2. Not eating after 7pm speeds up weight loss
You may actually practise this habit, which makes sense. However, it’s not the time of day that matters, it’s what and how much you eat. If you manage to burn off enough calories that you eat after 7pm, then your body won’t store the excess fat. There’s also a recent review that found that it makes no difference to your body weight if you eat one, two or three meals per day. However, some studies found that eating most of your calories late in the day can make your blood sugar control worse, so on the safe side, if you need to eat late, don’t binge on carbohydrates.
3. Drinking water before meals makes you lose more weight
Funny enough, this one may work on some people. According to a trial, an observation on obese adults found that those who drank 500ml of plain water 30 mins before breakfast, lunch and dinner, lost 1.3kg more weight than those who only visualised their stomach being full. However, studies on the effects of drinking more water revealed highly variable results. In any case, drinking plain water is much better than drinking anything sugary, like soft drinks, cordial, or even juice.
4. Ketogenic diets are better than other diets
The popular ketogenic diet is one where you drastically cut carbohydrates, and instead eat foods that are very high in fat and protein. A meta-analysis of 13 weight loss studies found that those on ketogenic diets lost about 900 grams more than those on a low-fat diet. According to analyses, those on ketogenic diets had reduced hunger and a lower desire to eat, while those on low-calorie diets (under 2,500 kilojoules per day) had significantly lower hunger levels, with greater fullness. However, both types of diets are very restrictive and one should consult their doctor before embarking on one due to the potential side effects (ie. headaches, gall bladder disease, etc)
5. Don’t eat before a work-out to burn more fat
Some people are still on the fence on this, but a study revealed that those who fasted before exercise showed 15% more fat burning during exercise, compared to those who ate breakfast. However, eating breakfast led to a 20% greater total exercise energy expenditure.
6. Celery has “negative” calories
Some of you may have heard that eating celery actually helps you burn more calorie than you ingest. Sure, celeries are low in calories (a 15cm stalk has 5 calories), but your body uses only about 10% of the veggie’s total kilojoule value (19) to digest it – so just 1-2 kilojoules.
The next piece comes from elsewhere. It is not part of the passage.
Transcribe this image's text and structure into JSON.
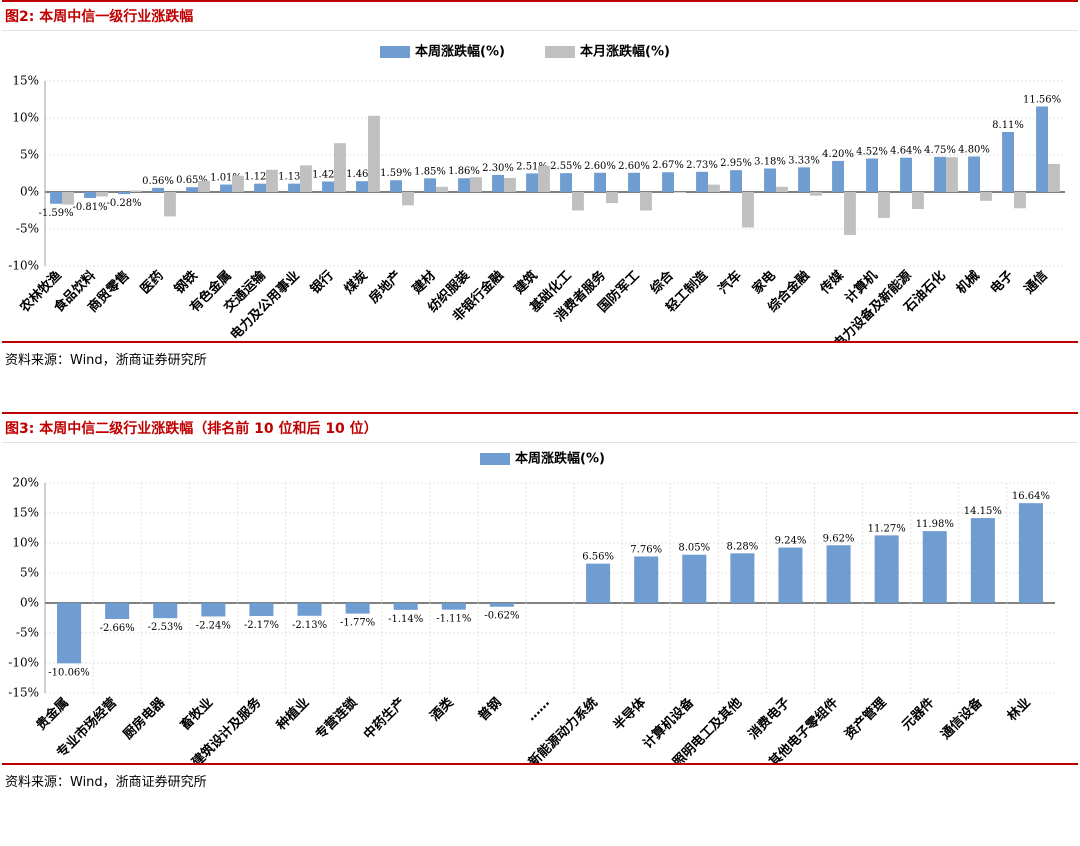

The only real ‘food’ with a ‘negative’ calorie count is cold water because your body needs to warm up the water to body temperature before it’s absorbed – heating uses up kilojoules – so technically get negative calories.
7. Eating grapefruit melts fat
One of the most persistent diets for weight loss is the ‘grapefruit diet’, which perpetuates that the polyphenols in grapefruit (which is also found in my other fruits and veggies) helps break down fat, and the fibre content makes you feel full. However, eating grapefruit in addition to your regular meals won’t give you any effect – but a diet with enough fresh fruits and veggies, and fibre will. Besides, a meta-analysis of three randomised controlled trials on the effect of eating grapefruit on body weight found no change in body weight compared to controls.